For now you develop the queries on the sample data even though you don’t really need them since it’s not very large, however in the future this will be expanded to several thousand per month so it’s good to plan ahead for the go-live date.
- Write a SQL query that identifies the number of prescriptions grouped by drug name. Paste your output to this query in the space below here; your code should be included in your .sql file.
- Also answer this question: How many prescriptions were filled for the drug Ambien?
- Write a SQL query that counts total prescriptions, counts unique (i.e. distinct) members, sums copay $$, and sums insurance paid $$, for members grouped as either ‘age 65+’ or ’ < 65’. Use case statement logic to develop this query similar to lecture 3. Paste your output in the space below here; your code should be included in your .sql file.
- Also answer these questions: How many unique members are over 65 years of age?
- How many prescriptions did they fill?
- Write a SQL query that identifies the amount paid by the insurance for the most recent prescription fill date. Use the format that we learned with SQL Window functions. Your output should be a table with member_id, member_first_name, member_last_name, drug_name, fill_date (most recent), and most recent insurance paid.

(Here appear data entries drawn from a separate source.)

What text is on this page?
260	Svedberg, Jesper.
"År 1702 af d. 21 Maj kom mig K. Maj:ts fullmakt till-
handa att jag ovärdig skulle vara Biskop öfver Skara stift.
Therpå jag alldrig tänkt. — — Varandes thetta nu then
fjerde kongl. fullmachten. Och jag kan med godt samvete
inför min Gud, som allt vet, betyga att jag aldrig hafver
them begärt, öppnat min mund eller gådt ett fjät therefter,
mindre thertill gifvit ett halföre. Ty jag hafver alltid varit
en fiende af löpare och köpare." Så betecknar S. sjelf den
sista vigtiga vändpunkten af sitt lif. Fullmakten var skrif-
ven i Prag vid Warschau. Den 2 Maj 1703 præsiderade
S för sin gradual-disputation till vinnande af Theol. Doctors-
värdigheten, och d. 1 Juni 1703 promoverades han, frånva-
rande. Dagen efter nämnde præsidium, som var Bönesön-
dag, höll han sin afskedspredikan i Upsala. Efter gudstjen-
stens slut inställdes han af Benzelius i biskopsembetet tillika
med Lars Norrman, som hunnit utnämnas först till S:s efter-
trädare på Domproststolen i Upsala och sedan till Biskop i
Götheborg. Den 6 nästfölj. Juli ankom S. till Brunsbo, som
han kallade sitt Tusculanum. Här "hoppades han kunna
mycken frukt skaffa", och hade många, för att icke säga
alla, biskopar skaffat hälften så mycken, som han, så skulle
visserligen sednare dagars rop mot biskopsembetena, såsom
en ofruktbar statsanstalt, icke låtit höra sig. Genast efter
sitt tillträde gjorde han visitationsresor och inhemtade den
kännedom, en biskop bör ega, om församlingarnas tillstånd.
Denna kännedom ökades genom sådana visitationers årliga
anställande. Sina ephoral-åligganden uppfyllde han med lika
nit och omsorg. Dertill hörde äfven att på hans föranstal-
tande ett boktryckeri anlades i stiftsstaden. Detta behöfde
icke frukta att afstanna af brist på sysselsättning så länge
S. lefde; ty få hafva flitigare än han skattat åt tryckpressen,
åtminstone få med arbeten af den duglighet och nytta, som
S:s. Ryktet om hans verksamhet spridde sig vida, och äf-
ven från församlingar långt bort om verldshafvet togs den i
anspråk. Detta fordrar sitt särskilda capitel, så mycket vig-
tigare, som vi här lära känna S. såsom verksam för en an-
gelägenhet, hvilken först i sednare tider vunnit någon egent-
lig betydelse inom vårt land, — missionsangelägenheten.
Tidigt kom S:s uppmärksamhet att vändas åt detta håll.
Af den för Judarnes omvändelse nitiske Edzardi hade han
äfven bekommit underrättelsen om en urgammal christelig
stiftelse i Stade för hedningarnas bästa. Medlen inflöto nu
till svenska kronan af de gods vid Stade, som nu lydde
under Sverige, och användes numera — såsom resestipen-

Paste your output in the space below here; your code should be included in your .sql file.
- Also answer these questions: For member ID 10003, what was the drug name listed on their most recent fill date?
- How much did their insurance pay for that medication?
Submit one MS Word Document and one SQL program file into the Final project drop box in week 5.
Make sure your name is in both of your filenames
Also, submit all CSV files you generated in excel as part of your submission
Also, submit your ERD as a PDF export from MySQL Workbench
All CSV Files you imported into MySQL Workbench submit those to the drop box as well.